A avaliação feita pelo presente estudo evidenciou ótimos percentuais em relação à percepção dos estudantes sobre o método TBL e no que tange à compreensão do conteúdo abordado nas sessões. Os resultados demonstraram que o método é superior no incentivo ao desenvolvimento de habilidades em resolução de problemas, raciocínio clínico e trabalho em equipe quando comparado à avaliação centrada apenas em resoluções individuais3. O aspecto favorável ao método ativo TBL, presente em sete das oito perguntas, mostra um impacto positivo na preferência, motivação e satisfação na aprendizagem em equipe, e levanta a importância de repensar os métodos e mecanismos de estudos aplicados por instituições de ensino médico4.
A melhor compreensão sobre o tema estudado, quando comparada à do estudo tradicional, pode ter vindo da preparação da atividade individual pré-classe. Esta se caracteriza por ser a primeira etapa crítica para que os alunos entendam melhor o conteúdo discutido e para que possam contribuir no desempenho em equipe no segundo passo1.

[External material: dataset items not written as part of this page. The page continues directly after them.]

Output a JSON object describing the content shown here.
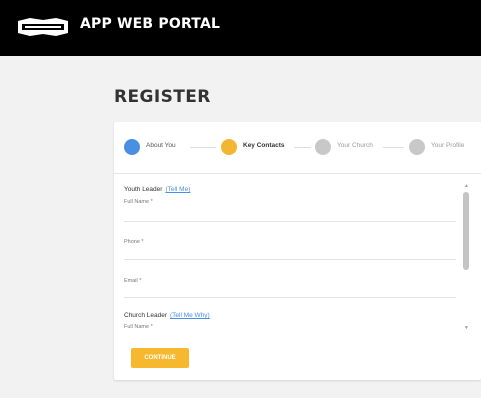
{
  "header": {
    "app_title": "APP WEB PORTAL",
    "logo_icon": "crest-logo-icon",
    "background": "#000000"
  },
  "page": {
    "title": "REGISTER"
  },
  "steps": [
    {
      "label": "About You",
      "state": "done",
      "color": "#4a90e2"
    },
    {
      "label": "Key Contacts",
      "state": "current",
      "color": "#f2b632"
    },
    {
      "label": "Your Church",
      "state": "pending",
      "color": "#c8c8c8"
    },
    {
      "label": "Your Profile",
      "state": "pending",
      "color": "#c8c8c8"
    }
  ],
  "form": {
    "youth_leader": {
      "title": "Youth Leader",
      "link": "(Tell Me)",
      "full_name_label": "Full Name *",
      "phone_label": "Phone *",
      "email_label": "Email *"
    },
    "church_leader": {
      "title": "Church Leader",
      "link": "(Tell Me Why)",
      "full_name_label": "Full Name *"
    }
  },
  "buttons": {
    "continue": "CONTINUE"
  },
  "colors": {
    "accent": "#f5b82e",
    "link": "#4a90e2"
  }
}
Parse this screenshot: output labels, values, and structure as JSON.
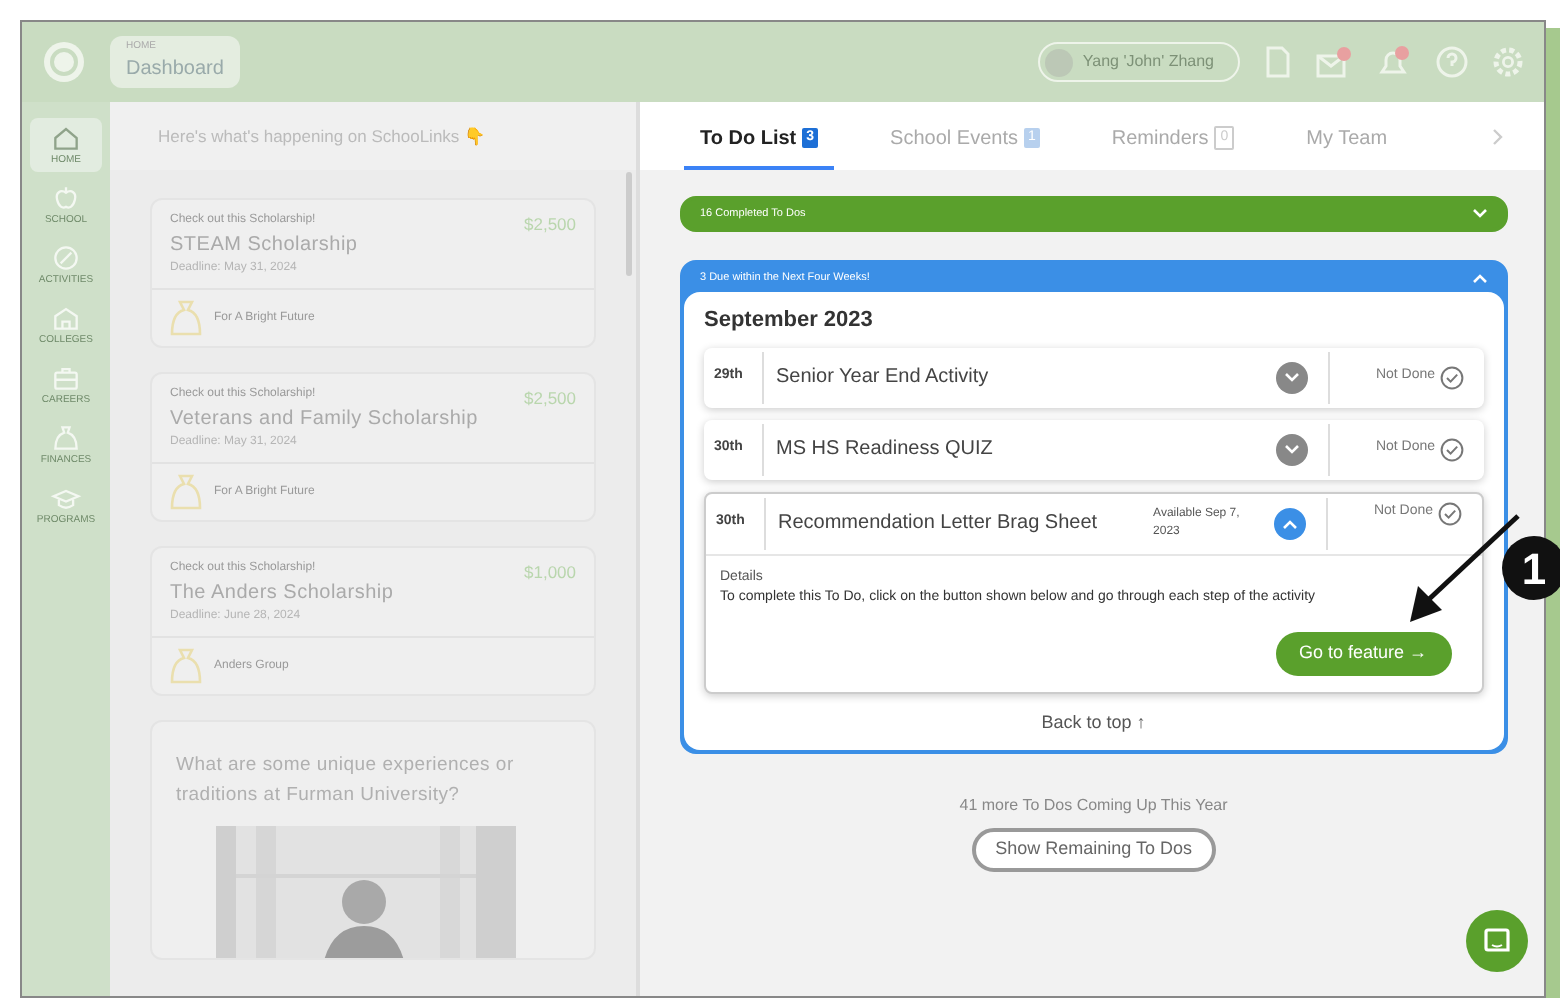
{
  "top_bar": {
    "breadcrumb_label": "HOME",
    "page_title": "Dashboard",
    "user_name": "Yang 'John' Zhang"
  },
  "sidebar": {
    "items": [
      {
        "label": "HOME",
        "selected": true
      },
      {
        "label": "SCHOOL",
        "selected": false
      },
      {
        "label": "ACTIVITIES",
        "selected": false
      },
      {
        "label": "COLLEGES",
        "selected": false
      },
      {
        "label": "CAREERS",
        "selected": false
      },
      {
        "label": "FINANCES",
        "selected": false
      },
      {
        "label": "PROGRAMS",
        "selected": false
      }
    ]
  },
  "feed": {
    "heading": "Here's what's happening on SchooLinks 👇",
    "cards": [
      {
        "kind": "scholarship",
        "eyebrow": "Check out this Scholarship!",
        "title": "STEAM Scholarship",
        "amount": "$2,500",
        "deadline": "Deadline: May 31, 2024",
        "sponsor": "For A Bright Future"
      },
      {
        "kind": "scholarship",
        "eyebrow": "Check out this Scholarship!",
        "title": "Veterans and Family Scholarship",
        "amount": "$2,500",
        "deadline": "Deadline: May 31, 2024",
        "sponsor": "For A Bright Future"
      },
      {
        "kind": "scholarship",
        "eyebrow": "Check out this Scholarship!",
        "title": "The Anders Scholarship",
        "amount": "$1,000",
        "deadline": "Deadline: June 28, 2024",
        "sponsor": "Anders Group"
      },
      {
        "kind": "question",
        "title": "What are some unique experiences or traditions at Furman University?"
      }
    ]
  },
  "tabs": [
    {
      "label": "To Do List",
      "count": "3",
      "selected": true
    },
    {
      "label": "School Events",
      "count": "1",
      "selected": false
    },
    {
      "label": "Reminders",
      "count": "0",
      "selected": false
    },
    {
      "label": "My Team",
      "selected": false
    }
  ],
  "sections": [
    {
      "title": "16 Completed To Dos",
      "kind": "completed",
      "expanded": false
    },
    {
      "title": "3 Due within the Next Four Weeks!",
      "kind": "due",
      "expanded": true,
      "month": "September 2023",
      "todos": [
        {
          "day": "29th",
          "title": "Senior Year End Activity",
          "status": "Not Done",
          "expanded": false
        },
        {
          "day": "30th",
          "title": "MS HS Readiness QUIZ",
          "status": "Not Done",
          "expanded": false
        },
        {
          "day": "30th",
          "title": "Recommendation Letter Brag Sheet",
          "available": "Available Sep 7, 2023",
          "status": "Not Done",
          "expanded": true,
          "details_label": "Details",
          "details": "To complete this To Do, click on the button shown below and go through each step of the activity",
          "action": "Go to feature →"
        }
      ],
      "back_to_top": "Back to top ↑"
    }
  ],
  "more_text": "41 more To Dos Coming Up This Year",
  "show_button": "Show Remaining To Dos",
  "callout": {
    "number": "1"
  }
}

O resultado encontrado para o aprendizado em grupo mostrou-se em desfavor do método TBL em relação a outros métodos e pode ter várias justificativas. Reimschisel et al.8 apontam que muitas dimensões do TBL ainda não foram bem estudadas, como variedade dos fatores processuais, participação definida do facilitador e padrão de engajamento dos diversos grupos. Para Bollela et al.1, a maioria dos problemas relatados com grupos de aprendizagem (participantes disfuncionais, conflitos entre membros, etc.) é resultado direto de um desenvolvimento inapropriado da própria equipe. Essa etapa, no entanto, é essencial para estimular a discussão em grupo e o ensino-aprendizagem entre os integrantes enquanto esses estabelecem um consenso de resposta e favorece, principalmente, aqueles que estavam de início mais despreparados no começo do TBL4.

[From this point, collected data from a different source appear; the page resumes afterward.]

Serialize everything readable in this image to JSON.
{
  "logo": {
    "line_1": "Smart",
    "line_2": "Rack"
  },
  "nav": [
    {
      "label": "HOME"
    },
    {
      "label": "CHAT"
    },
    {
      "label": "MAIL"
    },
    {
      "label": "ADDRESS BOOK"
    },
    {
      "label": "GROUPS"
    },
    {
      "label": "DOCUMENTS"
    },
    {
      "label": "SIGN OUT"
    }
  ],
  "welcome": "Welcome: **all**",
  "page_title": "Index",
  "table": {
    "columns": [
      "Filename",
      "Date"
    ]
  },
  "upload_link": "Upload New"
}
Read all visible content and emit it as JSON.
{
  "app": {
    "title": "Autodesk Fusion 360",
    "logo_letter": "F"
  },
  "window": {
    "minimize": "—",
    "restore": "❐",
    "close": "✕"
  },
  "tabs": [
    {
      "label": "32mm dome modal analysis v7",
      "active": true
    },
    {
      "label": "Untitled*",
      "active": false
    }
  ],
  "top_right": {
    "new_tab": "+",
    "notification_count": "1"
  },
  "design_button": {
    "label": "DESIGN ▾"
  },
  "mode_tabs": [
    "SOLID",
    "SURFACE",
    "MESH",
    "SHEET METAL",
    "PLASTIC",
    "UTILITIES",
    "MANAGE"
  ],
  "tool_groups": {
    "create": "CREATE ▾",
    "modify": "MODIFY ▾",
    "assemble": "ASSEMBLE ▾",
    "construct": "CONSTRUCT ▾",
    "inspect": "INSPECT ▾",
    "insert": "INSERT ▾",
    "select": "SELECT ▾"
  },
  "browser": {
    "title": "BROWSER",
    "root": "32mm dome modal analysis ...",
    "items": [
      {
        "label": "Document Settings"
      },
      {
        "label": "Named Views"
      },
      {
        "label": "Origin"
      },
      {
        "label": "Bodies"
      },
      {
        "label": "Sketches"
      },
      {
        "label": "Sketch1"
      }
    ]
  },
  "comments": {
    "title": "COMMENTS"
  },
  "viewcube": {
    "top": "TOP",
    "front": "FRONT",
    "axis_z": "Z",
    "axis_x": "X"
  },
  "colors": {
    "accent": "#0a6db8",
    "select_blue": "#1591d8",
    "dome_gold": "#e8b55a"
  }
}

O trabalho em equipe propicia motivação e impacto positivo na aprendizagem e é um bom método para simular atividades que requeiram trabalho em grupo1,12. Para esse impacto realmente ter efeito, o grupo deve seguir algumas etapas básicas do aprendizado em equipe, como a formação do grupo, processo de garantia de prontidão, feedback imediato, sequenciamento em sala de aula, resolução de problemas, estrutura motivacional e exercícios de aplicação da equipe3. Uma metanálise realizada por Chen et al.10 incluiu 1.545 participantes e analisou a efetividade do TBL em comparação ao ensino tradicional, apontando que o TBL possui maior eficácia no processo ensino-aprendizagem, assim como em habilidades e atitudes interpessoais.

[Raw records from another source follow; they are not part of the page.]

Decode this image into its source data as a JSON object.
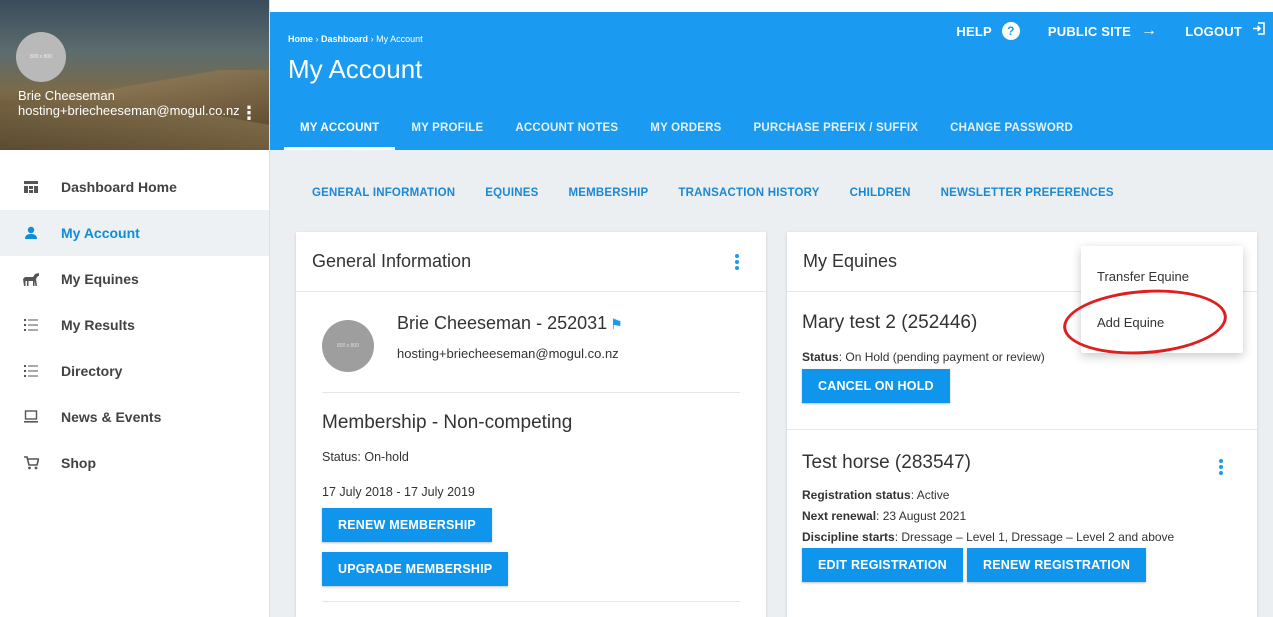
{
  "sidebar": {
    "user_name": "Brie Cheeseman",
    "user_email": "hosting+briecheeseman@mogul.co.nz",
    "avatar_text": "800 x 800",
    "items": [
      {
        "label": "Dashboard Home",
        "icon": "dashboard-icon"
      },
      {
        "label": "My Account",
        "icon": "person-icon"
      },
      {
        "label": "My Equines",
        "icon": "horse-icon"
      },
      {
        "label": "My Results",
        "icon": "list-icon"
      },
      {
        "label": "Directory",
        "icon": "list-icon"
      },
      {
        "label": "News & Events",
        "icon": "laptop-icon"
      },
      {
        "label": "Shop",
        "icon": "cart-icon"
      }
    ]
  },
  "header": {
    "crumb_home": "Home",
    "crumb_sep": "›",
    "crumb_dashboard": "Dashboard",
    "crumb_current": "My Account",
    "title": "My Account",
    "help": "HELP",
    "public_site": "PUBLIC SITE",
    "logout": "LOGOUT",
    "tabs": [
      "MY ACCOUNT",
      "MY PROFILE",
      "ACCOUNT NOTES",
      "MY ORDERS",
      "PURCHASE PREFIX / SUFFIX",
      "CHANGE PASSWORD"
    ]
  },
  "subnav": [
    "GENERAL INFORMATION",
    "EQUINES",
    "MEMBERSHIP",
    "TRANSACTION HISTORY",
    "CHILDREN",
    "NEWSLETTER PREFERENCES"
  ],
  "general": {
    "title": "General Information",
    "user_name": "Brie Cheeseman - 252031",
    "user_email": "hosting+briecheeseman@mogul.co.nz",
    "avatar_text": "800 x 800",
    "membership_title": "Membership - Non-competing",
    "membership_status": "Status: On-hold",
    "membership_dates": "17 July 2018 - 17 July 2019",
    "renew_btn": "RENEW MEMBERSHIP",
    "upgrade_btn": "UPGRADE MEMBERSHIP"
  },
  "equines": {
    "title": "My Equines",
    "eq1": {
      "name": "Mary test 2 (252446)",
      "status_label": "Status",
      "status_value": ": On Hold (pending payment or review)",
      "cancel_btn": "CANCEL ON HOLD"
    },
    "eq2": {
      "name": "Test horse (283547)",
      "reg_label": "Registration status",
      "reg_value": ": Active",
      "renewal_label": "Next renewal",
      "renewal_value": ": 23 August 2021",
      "disc_label": "Discipline starts",
      "disc_value": ": Dressage – Level 1, Dressage – Level 2 and above",
      "edit_btn": "EDIT REGISTRATION",
      "renew_btn": "RENEW REGISTRATION"
    },
    "menu": [
      "Transfer Equine",
      "Add Equine"
    ]
  },
  "colors": {
    "primary": "#1a9af0",
    "highlight_ring": "#e01e1e"
  }
}
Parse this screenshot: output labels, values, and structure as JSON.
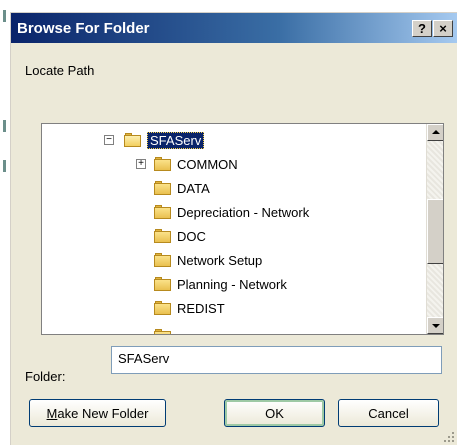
{
  "window": {
    "title": "Browse For Folder",
    "help_glyph": "?",
    "close_glyph": "×"
  },
  "instruction": "Locate Path",
  "tree": {
    "root": {
      "label": "SFAServ",
      "expander": "−",
      "selected": true
    },
    "children": [
      {
        "label": "COMMON",
        "expander": "+"
      },
      {
        "label": "DATA"
      },
      {
        "label": "Depreciation - Network"
      },
      {
        "label": "DOC"
      },
      {
        "label": "Network Setup"
      },
      {
        "label": "Planning - Network"
      },
      {
        "label": "REDIST"
      }
    ]
  },
  "folder_field": {
    "label": "Folder:",
    "value": "SFAServ"
  },
  "buttons": {
    "make_new_folder_mnemonic": "M",
    "make_new_folder_rest": "ake New Folder",
    "ok": "OK",
    "cancel": "Cancel"
  },
  "colors": {
    "titlebar_start": "#0a246a",
    "titlebar_end": "#a6caf0",
    "dialog_bg": "#ece9d8",
    "selection": "#0a246a"
  },
  "icons": {
    "folder": "folder-icon",
    "folder_open": "folder-open-icon",
    "expand": "plus-box-icon",
    "collapse": "minus-box-icon"
  }
}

Burgess et al.9,11 analisaram a preferência de estudantes do primeiro ano entre o TBL e o PBL, sendo que o primeiro foi preferido por ser uma estratégia otimizada de ensino, com um formato mais atrativo para aprender, maior engajamento e participação do que o PBL. O impacto positivo no aprendizado, associado à satisfação dos participantes com a sessão, mostra uma correlação com a consolidação do conteúdo e percepção do aprendizado. Faezi et al.7 evidenciaram maior engajamento e satisfação na aprendizagem a longo prazo por meio do TBL.
O TBL se destaca como um método pedagógico excelente para implementar estratégias de pensamento crítico. O foco da metodologia é centrado no aluno, e a interação em grupo gera uma oportunidade para uma prática direcionada à resolução de problemas. Dessa forma, os currículos médicos devem, idealmente, deixar de se centrar em conteúdos para proporcionar o estímulo de processos de pensamentos. O foco deve mudar do ensinar de maneira tradicional para o aprender2.
CONCLUSÃO
O trabalho permitiu conhecer melhor o método TBL e estimar seu possível impacto na aprendizagem dos alunos. A utilização desse método foi percebida como favorável em termos de preferência em relação a aula expositiva tradicional, motivação, satisfação e aprendizado. Não foi percebido nenhum tipo de risco ou desconforto ocasionado pelos questionários.